El desarrollo del proceso de desescalada y la puesta en marcha de lo que se ha denominado “nueva normalidad” nos ha permitido apreciar el comportamiento de los diferentes sectores económicos. Por ejemplo, hemos comprobado cómo los gerentes de las salas nocturnas han pedido comenzar con su actividad al ser uno de los negocios más restringidos. Sucedió lo mismo como con los clubs deportivos que han presionado para lograr que el público pueda asistir a los grandes acontecimientos deportivos. Por supuesto los hoteles de las zonas de turismo internacional también han apremiado al gobierno para que se permitiera la entrada de turistas extranjeros.
Similar ha sido el caso de los feriantes, que veían que el verano iba a ser ruinoso para ellos.
Anteriormente ya lo hemos visto con los bares y restaurantes, que han logrado, con sus limitaciones, funcionar antes que cualquier oficina pública o centro educativo.
Todos ellos argumentaban, con razón, que su falta de actividad supondría un desastre económico para ellos.
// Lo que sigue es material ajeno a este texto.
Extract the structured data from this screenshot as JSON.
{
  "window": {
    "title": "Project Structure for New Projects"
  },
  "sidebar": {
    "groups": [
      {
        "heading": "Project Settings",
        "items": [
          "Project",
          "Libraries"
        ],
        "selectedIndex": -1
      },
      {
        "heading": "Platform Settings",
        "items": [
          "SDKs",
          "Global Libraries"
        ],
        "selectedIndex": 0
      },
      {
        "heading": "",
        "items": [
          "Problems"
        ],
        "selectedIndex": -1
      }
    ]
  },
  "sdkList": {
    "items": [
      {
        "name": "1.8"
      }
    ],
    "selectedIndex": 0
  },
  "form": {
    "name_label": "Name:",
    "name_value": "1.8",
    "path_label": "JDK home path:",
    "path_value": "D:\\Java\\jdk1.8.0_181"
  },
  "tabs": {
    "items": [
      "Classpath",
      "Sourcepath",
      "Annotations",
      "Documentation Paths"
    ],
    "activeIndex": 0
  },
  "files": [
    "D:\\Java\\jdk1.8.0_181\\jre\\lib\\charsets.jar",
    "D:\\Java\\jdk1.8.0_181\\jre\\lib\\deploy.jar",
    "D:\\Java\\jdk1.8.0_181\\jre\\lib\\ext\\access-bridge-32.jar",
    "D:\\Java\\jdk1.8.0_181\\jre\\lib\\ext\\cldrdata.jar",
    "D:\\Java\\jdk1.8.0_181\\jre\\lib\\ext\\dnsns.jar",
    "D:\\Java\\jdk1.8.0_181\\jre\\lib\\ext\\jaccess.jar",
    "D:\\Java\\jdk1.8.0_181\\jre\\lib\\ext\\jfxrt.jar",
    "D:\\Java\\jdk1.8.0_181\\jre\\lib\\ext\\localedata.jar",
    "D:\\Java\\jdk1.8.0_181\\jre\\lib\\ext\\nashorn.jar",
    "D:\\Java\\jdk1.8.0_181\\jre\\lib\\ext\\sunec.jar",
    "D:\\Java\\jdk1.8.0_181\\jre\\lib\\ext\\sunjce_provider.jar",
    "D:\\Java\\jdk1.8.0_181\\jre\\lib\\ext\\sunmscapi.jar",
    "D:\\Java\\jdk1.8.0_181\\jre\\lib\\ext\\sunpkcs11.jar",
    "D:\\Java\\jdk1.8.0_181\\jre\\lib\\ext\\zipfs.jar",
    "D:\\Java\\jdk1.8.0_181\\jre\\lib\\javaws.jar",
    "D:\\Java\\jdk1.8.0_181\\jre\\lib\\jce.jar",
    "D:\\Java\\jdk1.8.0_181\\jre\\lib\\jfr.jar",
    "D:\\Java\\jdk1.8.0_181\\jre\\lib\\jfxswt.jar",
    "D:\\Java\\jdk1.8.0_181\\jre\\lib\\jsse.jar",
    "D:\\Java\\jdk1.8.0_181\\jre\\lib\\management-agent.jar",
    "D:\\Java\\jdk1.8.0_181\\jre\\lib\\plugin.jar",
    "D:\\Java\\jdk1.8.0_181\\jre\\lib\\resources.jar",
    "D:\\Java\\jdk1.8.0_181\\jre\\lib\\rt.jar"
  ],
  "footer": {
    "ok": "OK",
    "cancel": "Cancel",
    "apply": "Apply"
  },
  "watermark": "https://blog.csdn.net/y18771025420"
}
Desde prensa y redes se repetían los argumentos de sus defensores apelando a los trabajadores y familias que dependían de esos trabajos.
A la conclusión que yo quisiera llegar es al hecho de que, al parecer, la naturaleza humana lleva a combatir por tus intereses más cercanos obviando los de la comunidad o los de todo el colectivo. Parecía que el criterio de salud pública deja de interesar ante tu necesidad económica. Efectivamente es humano, tan humano como catastrófico si atendemos a esos criterios sectoriales.
Por supuesto que una sociedad solidaria fundada en la justicia social debería atender a los colectivos que se puedan quedar descolgados ante una tragedia, sanitaria, metereológica o de cualquier índole. Pero lo que hemos comprobado es que los sectores económicos se mueven de forma suicida pensando solo en cada uno de ellos. Hoteles, salas de fiesta, salas de conciertos, equipos de fútbol, grupos de música de verbena pedían legislación y permiso para realizar actividades que expertos sanitarios consideraban peligrosas para clientes, trabajadores y, a largo plazo, para el sector si terminásemos con un rebrote de la pandemia.
Este hecho, aparentemente anecdótico y acotado en el tiempo, muestra el carácter destructivo del capitalismo. Un sistema económico que necesita seguir hacia delante sin importarle si lleva a toda la sociedad a un desastre sanitario. Y no se trata de unos empresarios sin escrúpulos, sino también de trabajadores y de ciudadanos que argumentan la necesidad económica de poner en marcha esas actividades. Estamos antes un sentimiento de empatía hacia la maquina autodestructiva del capitalismo y, al mismo tiempo, la falta de sentido común hacia el futuro de una colectividad que se puede ir a la mierda por abrir hoteles, tiovivos o estadios.
No faltará quien me responda que soy yo el egoísta por falta de solidaridad hacia esos trabajadores. Pero el problema es que no ven que el peor futuro para sus actividades económicas es precisamente el agravamiento sanitario que se intenta evitar paralizando esas actividades. El capitalismo es como el niño que quiere asomarse a la ventana sin barandilla sin darse cuenta que se puede caer o como el adolescente que solo desea ir a 180 kilómetros con el coche porque se cree inmortal. Ni a ellos ni al capitalismo podemos dejarlos sin control.